I hadn’t passed so many religious buildings or their residents anywhere else in the city and wondered if the strange trio was heading for the cathedral. Even with the presence of servants of the Catholic Almighty, I was still a bit paranoid; having lost one key, I now carried my purse in front of me. I felt less foolish about it when one of the priests spun around and shouted, “Gatuno!” He then hiked up his cassock and ran after a skinny young man who had passed us earlier in a buzzing cloud of pea green energy jagged with white sparks. The pickpocket zipped up the road much faster than his middle-aged mark, jinked under an arch in the wall, and seemed to vanish completely. His victim tried to follow, but gave up, panting, and turned back to his companions, gesturing and talking in a dismayed manner.

“I could catch him,” I said to Quinton. “His aura is so agitated, he left a trail like a comet in the Grey.”

“Would it be worth it?” He kept his hat brim down and pointed discreetly to cameras mounted on a pole at the corner ahead. “I’m pretty sure the local cops record everything and they’d certainly take note of a bystander suddenly finding a thief who did a disappearing act. I’m not saying it’s not a nice thing to do, but it’s got a risk factor.

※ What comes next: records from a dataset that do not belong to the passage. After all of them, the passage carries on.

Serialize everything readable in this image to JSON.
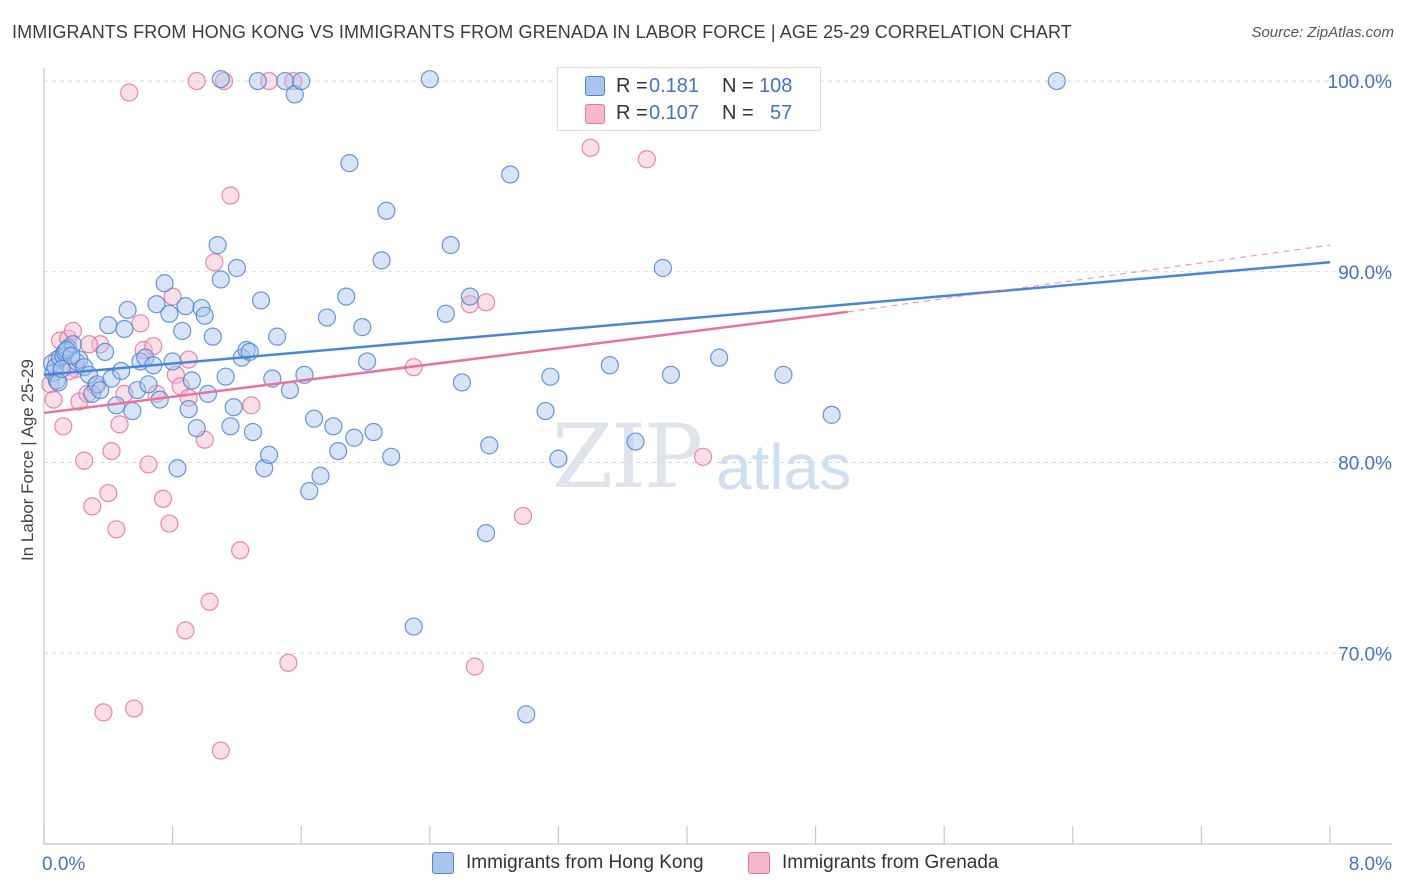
{
  "header": {
    "title": "IMMIGRANTS FROM HONG KONG VS IMMIGRANTS FROM GRENADA IN LABOR FORCE | AGE 25-29 CORRELATION CHART",
    "source": "Source: ZipAtlas.com"
  },
  "watermark": {
    "zip": "ZIP",
    "atlas": "atlas"
  },
  "legend": {
    "rows": [
      {
        "r_key": "R =",
        "r_val": "0.181",
        "n_key": "N =",
        "n_val": "108",
        "color": "#a9c4eb"
      },
      {
        "r_key": "R =",
        "r_val": "0.107",
        "n_key": "N =",
        "n_val": "57",
        "color": "#f5b8cc"
      }
    ]
  },
  "bottom_legend": {
    "items": [
      {
        "label": "Immigrants from Hong Kong",
        "color": "#a9c4eb"
      },
      {
        "label": "Immigrants from Grenada",
        "color": "#f5b8cc"
      }
    ]
  },
  "colors": {
    "hong_kong": "#4a86d8",
    "grenada": "#e8739c",
    "axis_text": "#4472c4",
    "grid": "#d9d9d9"
  },
  "chart_data": {
    "type": "scatter",
    "title": "IMMIGRANTS FROM HONG KONG VS IMMIGRANTS FROM GRENADA IN LABOR FORCE | AGE 25-29 CORRELATION CHART",
    "xlabel": "",
    "ylabel": "In Labor Force | Age 25-29",
    "xlim": [
      0,
      8
    ],
    "ylim": [
      60,
      101
    ],
    "x_ticks": [
      "0.0%",
      "8.0%"
    ],
    "y_ticks": [
      "70.0%",
      "80.0%",
      "90.0%",
      "100.0%"
    ],
    "y_tick_values": [
      70,
      80,
      90,
      100
    ],
    "grid": "horizontal dashed",
    "legend_position": "top-center",
    "series": [
      {
        "name": "Immigrants from Hong Kong",
        "R": 0.181,
        "N": 108,
        "trend": {
          "x": [
            0.0,
            8.0
          ],
          "y": [
            84.6,
            90.5
          ]
        },
        "points": [
          [
            0.05,
            85.2
          ],
          [
            0.06,
            84.7
          ],
          [
            0.07,
            85.0
          ],
          [
            0.08,
            84.3
          ],
          [
            0.1,
            85.5
          ],
          [
            0.12,
            85.6
          ],
          [
            0.13,
            85.8
          ],
          [
            0.15,
            86.0
          ],
          [
            0.18,
            86.2
          ],
          [
            0.2,
            85.3
          ],
          [
            0.22,
            85.4
          ],
          [
            0.25,
            85.0
          ],
          [
            0.28,
            84.6
          ],
          [
            0.3,
            83.6
          ],
          [
            0.33,
            84.1
          ],
          [
            0.35,
            83.8
          ],
          [
            0.38,
            85.8
          ],
          [
            0.4,
            87.2
          ],
          [
            0.42,
            84.4
          ],
          [
            0.45,
            83.0
          ],
          [
            0.48,
            84.8
          ],
          [
            0.5,
            87.0
          ],
          [
            0.52,
            88.0
          ],
          [
            0.55,
            82.7
          ],
          [
            0.58,
            83.8
          ],
          [
            0.6,
            85.3
          ],
          [
            0.63,
            85.5
          ],
          [
            0.65,
            84.1
          ],
          [
            0.68,
            85.1
          ],
          [
            0.7,
            88.3
          ],
          [
            0.72,
            83.3
          ],
          [
            0.75,
            89.4
          ],
          [
            0.78,
            87.8
          ],
          [
            0.8,
            85.3
          ],
          [
            0.83,
            79.7
          ],
          [
            0.86,
            86.9
          ],
          [
            0.88,
            88.2
          ],
          [
            0.9,
            82.8
          ],
          [
            0.92,
            84.3
          ],
          [
            0.95,
            81.8
          ],
          [
            0.98,
            88.1
          ],
          [
            1.0,
            87.7
          ],
          [
            1.02,
            83.6
          ],
          [
            1.05,
            86.6
          ],
          [
            1.08,
            91.4
          ],
          [
            1.1,
            89.6
          ],
          [
            1.13,
            84.5
          ],
          [
            1.16,
            81.9
          ],
          [
            1.18,
            82.9
          ],
          [
            1.2,
            90.2
          ],
          [
            1.23,
            85.5
          ],
          [
            1.26,
            85.9
          ],
          [
            1.28,
            85.8
          ],
          [
            1.3,
            81.6
          ],
          [
            1.33,
            100.0
          ],
          [
            1.35,
            88.5
          ],
          [
            1.37,
            79.7
          ],
          [
            1.4,
            80.4
          ],
          [
            1.42,
            84.4
          ],
          [
            1.45,
            86.6
          ],
          [
            1.5,
            100.0
          ],
          [
            1.53,
            83.8
          ],
          [
            1.56,
            99.3
          ],
          [
            1.6,
            100.0
          ],
          [
            1.62,
            84.6
          ],
          [
            1.65,
            78.5
          ],
          [
            1.68,
            82.3
          ],
          [
            1.72,
            79.3
          ],
          [
            1.76,
            87.6
          ],
          [
            1.8,
            81.9
          ],
          [
            1.83,
            80.6
          ],
          [
            1.88,
            88.7
          ],
          [
            1.9,
            95.7
          ],
          [
            1.93,
            81.3
          ],
          [
            1.98,
            87.1
          ],
          [
            2.01,
            85.3
          ],
          [
            2.05,
            81.6
          ],
          [
            2.1,
            90.6
          ],
          [
            2.13,
            93.2
          ],
          [
            2.16,
            80.3
          ],
          [
            2.3,
            71.4
          ],
          [
            2.5,
            87.8
          ],
          [
            2.53,
            91.4
          ],
          [
            2.6,
            84.2
          ],
          [
            2.65,
            88.7
          ],
          [
            2.75,
            76.3
          ],
          [
            2.77,
            80.9
          ],
          [
            2.9,
            95.1
          ],
          [
            3.0,
            66.8
          ],
          [
            3.12,
            82.7
          ],
          [
            3.15,
            84.5
          ],
          [
            3.2,
            80.2
          ],
          [
            3.52,
            85.1
          ],
          [
            3.68,
            81.1
          ],
          [
            3.85,
            90.2
          ],
          [
            3.9,
            84.6
          ],
          [
            4.0,
            100.0
          ],
          [
            4.2,
            85.5
          ],
          [
            4.6,
            84.6
          ],
          [
            4.9,
            82.5
          ],
          [
            0.09,
            84.2
          ],
          [
            0.14,
            85.9
          ],
          [
            0.11,
            84.9
          ],
          [
            0.17,
            85.6
          ],
          [
            1.1,
            100.1
          ],
          [
            2.4,
            100.1
          ],
          [
            3.6,
            100.1
          ],
          [
            6.3,
            100.0
          ]
        ]
      },
      {
        "name": "Immigrants from Grenada",
        "R": 0.107,
        "N": 57,
        "trend": {
          "x": [
            0.0,
            5.0
          ],
          "y": [
            82.6,
            87.9
          ]
        },
        "trend_extension": {
          "x": [
            5.0,
            8.0
          ],
          "y": [
            87.9,
            91.4
          ]
        },
        "points": [
          [
            0.04,
            84.1
          ],
          [
            0.06,
            83.3
          ],
          [
            0.08,
            85.4
          ],
          [
            0.1,
            86.4
          ],
          [
            0.12,
            81.9
          ],
          [
            0.15,
            86.5
          ],
          [
            0.18,
            86.9
          ],
          [
            0.2,
            84.9
          ],
          [
            0.22,
            83.2
          ],
          [
            0.25,
            80.1
          ],
          [
            0.27,
            83.6
          ],
          [
            0.3,
            77.7
          ],
          [
            0.32,
            84.0
          ],
          [
            0.35,
            86.2
          ],
          [
            0.37,
            66.9
          ],
          [
            0.4,
            78.4
          ],
          [
            0.42,
            80.6
          ],
          [
            0.45,
            76.5
          ],
          [
            0.47,
            82.0
          ],
          [
            0.5,
            83.6
          ],
          [
            0.53,
            99.4
          ],
          [
            0.56,
            67.1
          ],
          [
            0.6,
            87.3
          ],
          [
            0.62,
            85.9
          ],
          [
            0.65,
            79.9
          ],
          [
            0.68,
            86.1
          ],
          [
            0.7,
            83.6
          ],
          [
            0.74,
            78.1
          ],
          [
            0.78,
            76.8
          ],
          [
            0.8,
            88.7
          ],
          [
            0.82,
            84.6
          ],
          [
            0.85,
            84.0
          ],
          [
            0.88,
            71.2
          ],
          [
            0.9,
            83.4
          ],
          [
            0.95,
            100.0
          ],
          [
            1.0,
            81.2
          ],
          [
            1.03,
            72.7
          ],
          [
            1.06,
            90.5
          ],
          [
            1.1,
            64.9
          ],
          [
            1.12,
            100.0
          ],
          [
            1.16,
            94.0
          ],
          [
            1.22,
            75.4
          ],
          [
            1.29,
            83.0
          ],
          [
            1.4,
            100.0
          ],
          [
            1.52,
            69.5
          ],
          [
            1.55,
            100.0
          ],
          [
            2.3,
            85.0
          ],
          [
            2.65,
            88.3
          ],
          [
            2.68,
            69.3
          ],
          [
            2.75,
            88.4
          ],
          [
            2.98,
            77.2
          ],
          [
            3.4,
            96.5
          ],
          [
            3.75,
            95.9
          ],
          [
            4.1,
            80.3
          ],
          [
            0.16,
            84.8
          ],
          [
            0.28,
            86.2
          ],
          [
            0.9,
            85.4
          ]
        ]
      }
    ]
  }
}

This is a popular tourist area, so it’s got a lot of criminal and police traffic as well.”

It galled me to walk away from something I could fix. After a few steps up the hill, I stopped under the pole on which the cameras hung. I took off my hat and my purse and handed them to Quinton. “Hold on to these. I’ll be right back.”

I threw myself into the Grey, searching for a temporacline in which there had been no cameras, but the buildings were still the same. I found one and slid into it, shivering at the sudden, intense chill after so much heat.

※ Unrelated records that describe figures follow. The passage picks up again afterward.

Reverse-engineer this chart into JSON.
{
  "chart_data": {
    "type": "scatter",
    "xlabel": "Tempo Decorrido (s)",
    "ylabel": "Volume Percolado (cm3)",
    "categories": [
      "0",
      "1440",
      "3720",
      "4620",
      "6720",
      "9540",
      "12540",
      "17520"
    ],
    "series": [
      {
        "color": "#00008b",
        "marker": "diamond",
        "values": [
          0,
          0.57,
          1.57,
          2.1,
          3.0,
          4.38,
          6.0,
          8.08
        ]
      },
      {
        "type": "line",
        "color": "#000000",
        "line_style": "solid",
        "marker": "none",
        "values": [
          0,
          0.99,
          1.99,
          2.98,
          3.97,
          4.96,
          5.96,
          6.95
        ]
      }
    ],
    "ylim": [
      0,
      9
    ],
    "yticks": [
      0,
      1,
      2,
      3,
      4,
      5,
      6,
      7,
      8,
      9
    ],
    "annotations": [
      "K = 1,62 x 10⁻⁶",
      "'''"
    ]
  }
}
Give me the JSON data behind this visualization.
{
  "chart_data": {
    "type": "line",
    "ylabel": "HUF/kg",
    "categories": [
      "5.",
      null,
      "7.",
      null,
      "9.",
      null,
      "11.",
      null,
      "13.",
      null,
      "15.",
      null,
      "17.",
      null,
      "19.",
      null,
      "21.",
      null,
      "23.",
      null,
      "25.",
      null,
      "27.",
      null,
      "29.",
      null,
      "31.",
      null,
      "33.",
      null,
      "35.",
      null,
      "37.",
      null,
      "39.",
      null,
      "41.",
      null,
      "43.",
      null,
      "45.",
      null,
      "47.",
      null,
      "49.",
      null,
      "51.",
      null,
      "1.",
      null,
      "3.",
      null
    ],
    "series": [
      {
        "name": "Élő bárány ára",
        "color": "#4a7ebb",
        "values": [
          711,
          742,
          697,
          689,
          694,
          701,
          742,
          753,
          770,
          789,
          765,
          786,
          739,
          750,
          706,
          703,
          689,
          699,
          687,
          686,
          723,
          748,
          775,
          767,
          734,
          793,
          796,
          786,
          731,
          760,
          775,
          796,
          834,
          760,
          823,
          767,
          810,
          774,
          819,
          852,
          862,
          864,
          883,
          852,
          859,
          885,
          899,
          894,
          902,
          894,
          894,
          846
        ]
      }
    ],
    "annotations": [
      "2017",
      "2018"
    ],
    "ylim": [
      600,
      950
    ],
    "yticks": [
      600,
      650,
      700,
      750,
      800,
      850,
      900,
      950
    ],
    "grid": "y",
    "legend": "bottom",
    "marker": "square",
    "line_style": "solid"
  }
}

In the silvery world of the Grey past, I walked back to the arch in the wall and stepped through, and then I stepped back out of the Grey, into the normal. The arch led to a narrow covered walkway that opened into a courtyard. The contrast in light made the walkway seem dark as the inside of a dog, but I could see the sickly green glimmer of the pickpocket’s aura as he huddled in a niche, waiting until he thought the coast was clear to emerge. I walked up to his hiding spot and tapped him on the shoulder.

He jerked around to face me, catching one of his bony elbows on the hard stone edge of the niche. “O que você quer? Foda-se!” His whole skinny body seemed to quiver.

“Give me the wallet.”

“Wallet? What are you talking about, bitch?” His manners were horrid, but at least his English was excellent.

I rolled my eyes and held out my hand. “Wallet. Now. Or I scream for the cops.”

He launched forward, tucking his head down to hit me in the face with the top of his skull, but I stepped aside and gave him a shove, using his own momentum to send him across the narrow alley headfirst, into the opposite wall. He hit hard enough to bounce and stagger back before he sat down, shaking his head at the same time he tried to cradle it in his hands. “Ow!”